Has the UK economy ‘flatlined’ since Labour took office?

13 September 2024

In a post on X (formerly Twitter) earlier this week the Conservative party said: “The UK had the fastest growing economy in the G7 this year until Labour got in. Now it’s flatlined.”

It’s true the latest official figures show there was no month-on-month growth in the UK economy in July, with Labour forming a government on 5 July. But this doesn’t tell the full story—month-on-month growth was also flat in June, ahead of the election and when the Conservatives were still in government.

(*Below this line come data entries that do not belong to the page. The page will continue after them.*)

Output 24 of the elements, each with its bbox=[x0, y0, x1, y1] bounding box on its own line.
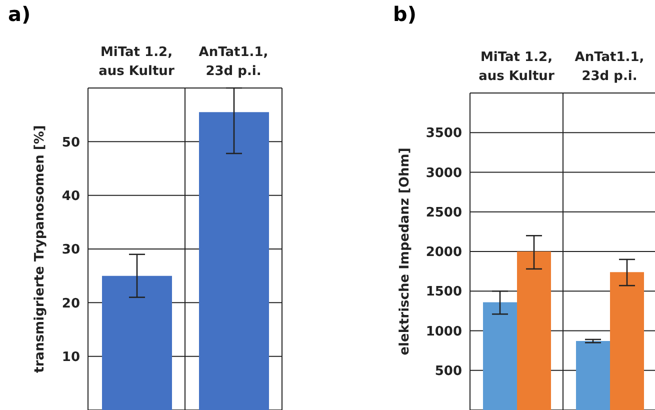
y-tick-label: 40 bbox=[62, 188, 80, 204]
x-tick-label: MiTat 1.2, aus Kultur bbox=[98, 45, 175, 79]
x-tick-label: AnTat1.1, 23d p.i. bbox=[198, 45, 268, 79]
bar bbox=[517, 252, 551, 410]
y-tick-label: 20 bbox=[62, 296, 80, 312]
y-tick-label: 3000 bbox=[426, 166, 462, 181]
y-tick-label: 1000 bbox=[426, 324, 462, 340]
chart-title: a) bbox=[8, 2, 31, 26]
chart-title: b) bbox=[393, 2, 416, 26]
y-tick-label: 30 bbox=[62, 242, 80, 258]
y-tick-label: 2000 bbox=[426, 245, 462, 260]
bar bbox=[483, 302, 517, 410]
y-tick-label: 3500 bbox=[426, 126, 462, 142]
y-axis-title: transmigrierte Trypanosomen [%] bbox=[32, 125, 48, 373]
y-tick-label: 50 bbox=[62, 135, 80, 150]
x-tick-label: MiTat 1.2, aus Kultur bbox=[478, 50, 555, 84]
y-tick-label: 10 bbox=[62, 350, 80, 365]
y-tick-label: 500 bbox=[434, 364, 462, 379]
x-tick-label: AnTat1.1, 23d p.i. bbox=[574, 50, 644, 84]
y-axis-title: elektrische Impedanz [Ohm] bbox=[398, 148, 412, 356]
y-tick-label: 2500 bbox=[426, 205, 462, 220]
y-tick-label: 1500 bbox=[426, 284, 462, 300]
bar bbox=[610, 272, 644, 410]
bar bbox=[576, 341, 610, 410]
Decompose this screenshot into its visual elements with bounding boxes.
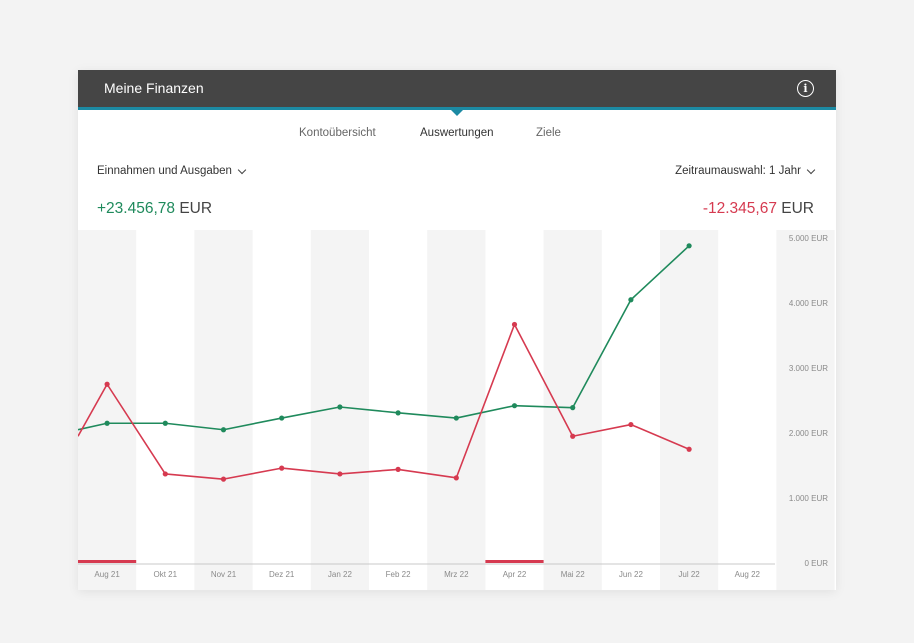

We’ve asked the Conservatives what figures they were looking at to make the claim, and haven’t had a response. But the comparison seems to refer to two sets of GDP figures measuring growth over different timeframes.

The claim that the UK had “the fastest growing economy in the G7 this year” appears to be based on the UK’s growth across the first half of 2024, which we’ve written about before. UK GDP increased by 0.7% in the first quarter of the year, and by 0.6% in the second quarter—the highest combined rate in the G7 over this period, according to the Resolution Foundation think tank.

The claim that the economy has “flatlined” since Labour entered government, meanwhile, appears to refer to month-on-month growth. As the graph below shows, this was flat in July but also in June, so the recent period of zero growth appears to predate Labour coming into office.